Interrogantes del Plan Next Generation UE

El alto representante europeo reconoce que el acuerdo también tiene un precio político que ya habrá tiempo de evaluar. También está pendiente ver cómo se amortiza esa deuda. Lo lógico es que sea a través de un incremento de los ingresos fiscales, porque no parecen posibles las otras dos opciones: ni los países van a querer aportar más ni se va poder gastar menos. También recordó que al Plan Next Generation UE, al que algunos añaden la coletilla "will pay" (Plan europeo que la próxima generación pagará), aún le queda un largo camino que recorrer, y aunque confía en que llegue a buen término, su necesaria aprobación por los parlamentos nacionales, y algunos regionales, y también por el Parlamento Europeo, no aseguran aún su puesta en marcha. Sea como sea, "no va a ser un proceso corto".

 

También recordó Borrell que la pandemia no ha acabado, ni desde el punto de vista sanitario ni desde el económico", y aunque en Europa la situación está más controlada "nadie puede considerarse a salvo si el vecino no lo está". La receta para los próximos meses es "convivir con el virus" y buscar el equilibrio entre las exigencias sanitarias y las económicas.

 

Tareas pendientes

En el plano geopolítico, por tanto, como resumió Borrell, la COVID-19 deja un escenario distinto al que había, con China reforzada y Estados Unidos en una situación complicada y a la que no está acostumbrada. Europa sale reforzada, pero con muchas tareas pendientes.
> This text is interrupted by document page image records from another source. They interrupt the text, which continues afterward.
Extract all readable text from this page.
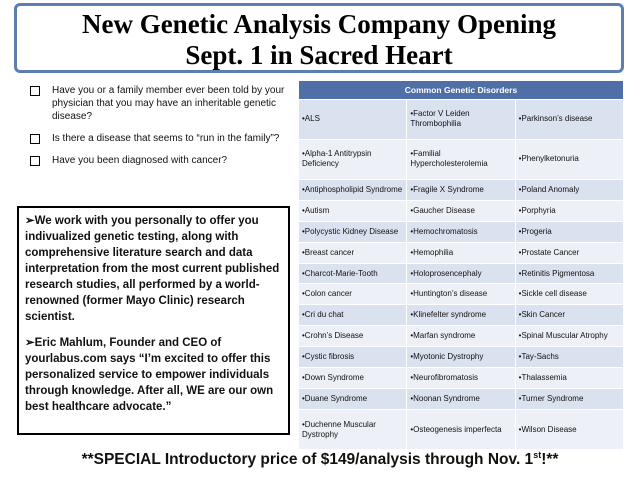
New Genetic Analysis Company Opening
Sept. 1 in Sacred Heart
Have you or a family member ever been told by your physician that you may have an inheritable genetic disease?
Is there a disease that seems to “run in the family”?
Have you been diagnosed with cancer?

➢We work with you personally to offer you indivualized genetic testing, along with comprehensive literature search and data interpretation from the most current published research studies, all performed by a world-renowned (former Mayo Clinic) research scientist.

➢Eric Mahlum, Founder and CEO of yourlabus.com says “I’m excited to offer this personalized service to empower individuals through knowledge. After all, WE are our own best healthcare advocate.”

Common Genetic Disorders		
•ALS	•Factor V Leiden Thrombophilia	•Parkinson’s disease
•Alpha-1 Antitrypsin Deficiency	•Familial Hypercholesterolemia	•Phenylketonuria
•Antiphospholipid Syndrome	•Fragile X Syndrome	•Poland Anomaly
•Autism	•Gaucher Disease	•Porphyria
•Polycystic Kidney Disease	•Hemochromatosis	•Progeria
•Breast cancer	•Hemophilia	•Prostate Cancer
•Charcot-Marie-Tooth	•Holoprosencephaly	•Retinitis Pigmentosa
•Colon cancer	•Huntington’s disease	•Sickle cell disease
•Cri du chat	•Klinefelter syndrome	•Skin Cancer
•Crohn’s Disease	•Marfan syndrome	•Spinal Muscular Atrophy
•Cystic fibrosis	•Myotonic Dystrophy	•Tay-Sachs
•Down Syndrome	•Neurofibromatosis	•Thalassemia
•Duane Syndrome	•Noonan Syndrome	•Turner Syndrome
•Duchenne Muscular Dystrophy	•Osteogenesis imperfecta	•Wilson Disease
**SPECIAL Introductory price of $149/analysis through Nov. 1st!**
A su juicio, una de ellas será ayudar a "nuestros vecinos africanos", aunque solo sea como una "forma de invertir en nuestra propia seguridad, tanto sanitaria como económica". Hacia dentro, la pandemia parece que va a ayudar -"a la fuerza ahorcan"- a arreglar una de las patas defectuosas con las que se diseñó el euro, la fiscal. "Al menos ahora le está empezando a crecer, aunque hasta dónde irá no lo sabemos". Por último, recordó que aunque en esta ocasión no va a haber "hombres de negro" exigiendo recortes y reformas a cambio de ayudas, sí hay condiciones, y el dinero tendrá que dedicarse a objetivos comunes, que tienen como punto común el desarrollo verde y el digital.